What do Virginia Woolf, Robert Heinlein, C. S. Lewis and Douglas Coupland have in common?
For me, it’s a used bookstore in Sturgeon Bay, Wisconsin, where I stopped during a recent weeklong vacation in Door County — Jefferson Street Books.
In our modern world, the used bookstore is an endangered species. Locally, we’ve lost many over the years, including two very good ones recently, Shake, Rattle and Read—The Book Box in Uptown and the Book Den in Evanston.
Jefferson Street Books is also a very good one. It’s packed with thousands of books in well-organized and well-presented categories, not only in the small house that fronts on Jefferson Street just north of downtown Sturgeon Bay, but also in an annex in a building in the back called the book barn. It’s a year-old, and you can still smell the fresh wood of the shelves.
A particular kind of experience
When you buy at a store featuring new books, you are basically restricted to what’s popular at this moment in time. There may be some “classics” here and there to be found, but, even in the largest of such stores, the merchandise is heavily weighted toward whatever has been recently published (or republished).
The selection at online stores, of course, is essentially limitless. You can find just about any book you’re looking for and find the least expensive copy in the level of condition you’re willing to accept (new, very good, good or acceptable). But it’s a narrow sort of shopping. You don’t see the book on a shelf with other titles by the same author or books about the same subject. It’s pretty much there by itself although some online stores include feature that suggests that, if you like this book, you may like these others.
Don’t get me wrong. I shop online and at new bookstores, and spend a goodly amount of money at them. My experience at Jefferson Street Books, however, reminded me of how shopping at a used bookstore is its own thing.
First of all, prices tend to be lower in a used bookstore. Second, because the items on the shelves are drawn from the immense quantity of titles published over the last half century or so, the selection is often very broad. Or at least full of surprises.
That’s what makes a used bookstore such a fun place at which to shop. Serendipity occurs. You discover books you didn’t know you were interested in reading, and, often, the price is low enough that, well, why not give it a try?
I was in the “W”s in the fiction section at Jefferson Street Books, looking unsuccessfully for Edith Wharton when I happened upon a bunch of Virginia Woolf books, including A Room of One’s Own.
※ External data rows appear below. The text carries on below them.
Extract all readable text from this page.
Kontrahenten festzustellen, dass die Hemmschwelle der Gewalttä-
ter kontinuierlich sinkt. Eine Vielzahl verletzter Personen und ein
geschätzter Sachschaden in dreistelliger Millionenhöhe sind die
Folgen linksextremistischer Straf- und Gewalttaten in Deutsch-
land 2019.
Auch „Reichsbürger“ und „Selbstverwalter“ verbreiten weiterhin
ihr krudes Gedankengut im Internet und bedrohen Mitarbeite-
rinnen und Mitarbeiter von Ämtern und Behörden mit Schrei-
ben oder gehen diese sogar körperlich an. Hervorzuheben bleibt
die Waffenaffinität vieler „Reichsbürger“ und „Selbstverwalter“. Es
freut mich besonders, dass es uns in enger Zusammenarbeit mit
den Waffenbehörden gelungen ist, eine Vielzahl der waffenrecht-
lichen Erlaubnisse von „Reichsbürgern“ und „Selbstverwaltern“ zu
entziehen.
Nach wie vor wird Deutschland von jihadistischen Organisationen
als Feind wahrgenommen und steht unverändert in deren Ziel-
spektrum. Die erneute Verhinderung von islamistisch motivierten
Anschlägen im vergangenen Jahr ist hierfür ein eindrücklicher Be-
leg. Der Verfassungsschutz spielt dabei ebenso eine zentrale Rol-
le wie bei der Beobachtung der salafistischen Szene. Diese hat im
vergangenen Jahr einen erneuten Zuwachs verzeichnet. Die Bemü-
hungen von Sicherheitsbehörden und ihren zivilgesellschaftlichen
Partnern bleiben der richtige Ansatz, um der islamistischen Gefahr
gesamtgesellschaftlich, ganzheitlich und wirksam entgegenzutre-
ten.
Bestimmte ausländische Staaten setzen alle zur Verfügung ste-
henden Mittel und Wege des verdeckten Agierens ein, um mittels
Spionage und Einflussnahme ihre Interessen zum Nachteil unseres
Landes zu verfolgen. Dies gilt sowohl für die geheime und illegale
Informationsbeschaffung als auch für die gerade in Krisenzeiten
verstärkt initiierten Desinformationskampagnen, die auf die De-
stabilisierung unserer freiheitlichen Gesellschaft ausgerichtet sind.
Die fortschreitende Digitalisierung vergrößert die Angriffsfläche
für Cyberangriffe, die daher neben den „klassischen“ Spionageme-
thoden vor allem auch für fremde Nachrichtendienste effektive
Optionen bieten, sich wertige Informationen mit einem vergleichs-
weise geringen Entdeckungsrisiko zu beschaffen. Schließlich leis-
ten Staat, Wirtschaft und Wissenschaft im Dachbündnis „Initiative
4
I vaguely remember reading this foundational feminist text a long time ago, and I thought that it might be time to give it another read. Opening the cover, I saw that its price was just $3. Sold!
Later, over in the science-fiction section, I looked as I usually do for such favorite authors as Terry Pratchett, Andre Norton and Robert A. Heinlein, and what did I find but a Heinlein novel from 1980 called The Number of the Beast. It was a large, thick first-edition paperback, illustrated by Richard M. Powers, that had to do, according to a cover blurb, with “four very sensual geniuses” who are “the target of alien hostilities.”
The scribbled price in pencil on the first page either said $5 or $15 so I asked the clerk, a young thin guy with a thick mop of hair at the top of his head and much shorter on the sides. He split the difference and made it $8.
What a deal!
My last two finds had to do with God in a matter of speaking — The Problem of Pain in which British don C.S. Lewis grapples with the question of how God can permit human suffering to occur, and Life after God, a collection of short stories by the Canadian writer and artist Douglas Coupland that, I later learned has been described as depicting a kind of post-Christian Christianity.
Neither book had a price, so I went to the clerk again. He looked at them a bit, and then said, “Two dollars for this one…and two for this.” What a deatl!
Someday, used bookstores may go the way of the typewriter. You know, out-of-date business model and all that. But, if they do, there will be a version of serendipity that will be lost.
I’m glad I found some serendipity at Jefferson Street Books. And, with tax, it only cost me about $16.